The city of Norman, Okla. for example, pledged a few years ago to reach 100% renewable electricity by 2035.

Tale of 2 utilities

The Sierra Club laid down a marker in a January report about climate pledges, outlining different approaches that two of Oklahoma’s biggest electric utilities are taking.

The group said in a statement Oklahoma Gas and Electric Company scored "an abysmal 4 out of 100, highlighting the utility’s lack of commitment to renewable energy."

OG&E, which is part of Oklahoma-based OGE Energy Corp., said it has been cutting emissions while working to keep rates low. The utility touts a more than 40% reduction in CO2 emissions from 2005 to 2019. There have been efforts to convert some coal-fired units to gas and put scrubbers on certain ones that continue to use coal.

Looking ahead, OG&E is planning to boost its solar footprint and seeking to cut fleet emissions in part by using electric vehicles.

David Kimmel, a spokesman for OG&E, said the utility is comfortable using an all-of-the-above energy mix for electricity as it sees load and customer growth.

On the other hand, the Sierra Club said the Public Service Co. of Oklahoma scored 87 out of 100, "the highest of any utility in the report, due to the utility’s decision to retire its entire coal fleet and its ongoing commitment to wind and solar energy," the Sierra Club said.

In a statement, PSO said customers indicate they want more clean energy, and it’s seeking to provide that without compromising reliability or affordability. The company plans to exit its remaining coal-fueled generation by the end of 2026.

"We believe using a balanced mix of natural gas and renewable energy delivers on our commitment to customers and the communities we serve," said PSO, which is part of Ohio-based American Electric Power.

More wind is coming on this year and next year via the project that followed the failed Wind Catcher plan, including one already online. PSO also is involved in a proposed solar and natural gas project at Fort Sill in Oklahoma.

Low-carbon strategy

The Oklahoma Corporation Commission provides utility oversight in the state, but its role has limits. Wind developers, for example, can push ahead and tap federal tax credits to make their projects viable.

The commission’s responsibility comes into play when a regulated utility files for cost recovery, according to Matt Skinner, an OCC spokesman.
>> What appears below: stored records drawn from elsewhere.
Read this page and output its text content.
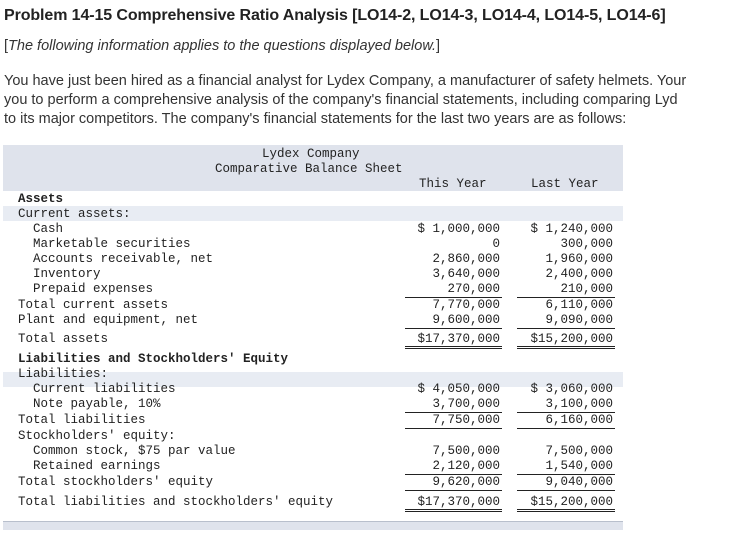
Problem 14-15 Comprehensive Ratio Analysis [LO14-2, LO14-3, LO14-4, LO14-5, LO14-6]
[The following information applies to the questions displayed below.]
You have just been hired as a financial analyst for Lydex Company, a manufacturer of safety helmets. Your
you to perform a comprehensive analysis of the company's financial statements, including comparing Lyd
to its major competitors. The company's financial statements for the last two years are as follows:
Lydex Company
Comparative Balance Sheet
This Year	Last Year
Assets
Current assets:
Cash	$ 1,000,000	$ 1,240,000
Marketable securities	0	300,000
Accounts receivable, net	2,860,000	1,960,000
Inventory	3,640,000	2,400,000
Prepaid expenses	270,000	210,000
Total current assets	7,770,000	6,110,000
Plant and equipment, net	9,600,000	9,090,000
Total assets	$17,370,000	$15,200,000
Liabilities and Stockholders' Equity
Liabilities:
Current liabilities	$ 4,050,000	$ 3,060,000
Note payable, 10%	3,700,000	3,100,000
Total liabilities	7,750,000	6,160,000
Stockholders' equity:
Common stock, $75 par value	7,500,000	7,500,000
Retained earnings	2,120,000	1,540,000
Total stockholders' equity	9,620,000	9,040,000
Total liabilities and stockholders' equity	$17,370,000	$15,200,000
The outcome of such requests depends on whether a project is reasonable, useful and beneficial to the consumer.

"In terms of generation itself, we don’t approve power plants," Skinner said. "We approve or disapprove, when filed before us, whether or not there can be cost recovery."
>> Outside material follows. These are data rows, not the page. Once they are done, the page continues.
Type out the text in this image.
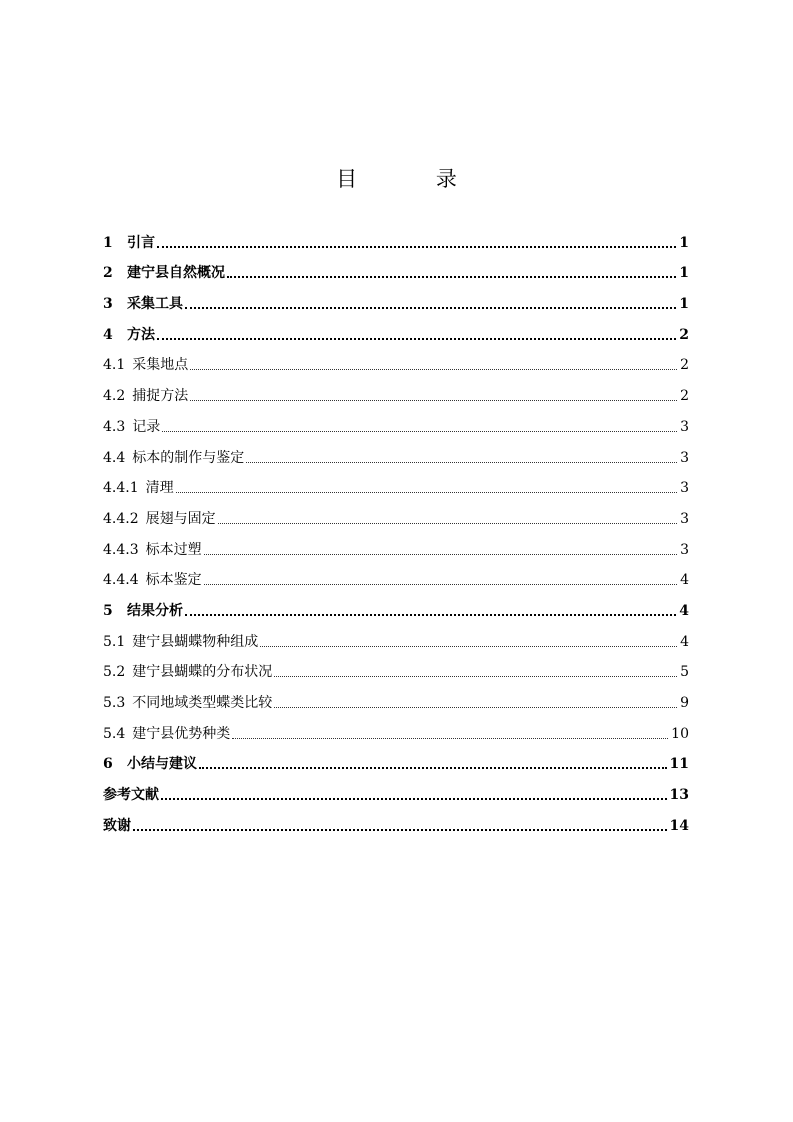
目 录
1	引言	1
2	建宁县自然概况	1
3	采集工具	1
4	方法	2
4.1 采集地点	2
4.2 捕捉方法	2
4.3 记录	3
4.4 标本的制作与鉴定	3
4.4.1 清理	3
4.4.2 展翅与固定	3
4.4.3 标本过塑	3
4.4.4 标本鉴定	4
5	结果分析	4
5.1 建宁县蝴蝶物种组成	4
5.2 建宁县蝴蝶的分布状况	5
5.3 不同地域类型蝶类比较	9
5.4 建宁县优势种类	10
6	小结与建议	11
参考文献	13
致谢	14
The OCC’s Public Utility Division is examining a variety of emerging energy and utility issues, from battery storage to biogas.

Casey Cathey, director of system planning at SPP, said his organization also doesn’t determine what type of generation resources get built. SPP is an RTO, and its functions include acting as a transmission planning coordinator.

Based on member input, SPP directs the build-out of transmission upgrades for reliability and economic reasons in Oklahoma and elsewhere in the region.

"Oklahoma is part of SPP’s region and benefits from these projects," Cathey said.

Some members may disagree on individual projects, and the SPP board is the deciding entity.

In the meantime, Oklahoma and SPP plug ahead as officials in Washington eye new ways to push along the energy transition.

"I think heading into this new administration, you’re going to see some … pretty clear and rapid attempts to remake the electricity markets as well as the electricity production and generation side of things," Bridgwater said.

Wagner, the Oklahoma energy and environment secretary, said solar energy may climb in Oklahoma as it comes down in price and the reliability of panels is greater over a longer period of time. He questioned the need for some sort of state incentive for solar, however.

Wagner said natural gas has been key to putting so many renewables on the grid while keeping costs low and helping to reduce emissions. Hydrogen may offer a new angle for power plants going forward.

"We have a great low-carbon strategy, and we’re doing it better than almost anybody," Wagner said. "And I hope that continues."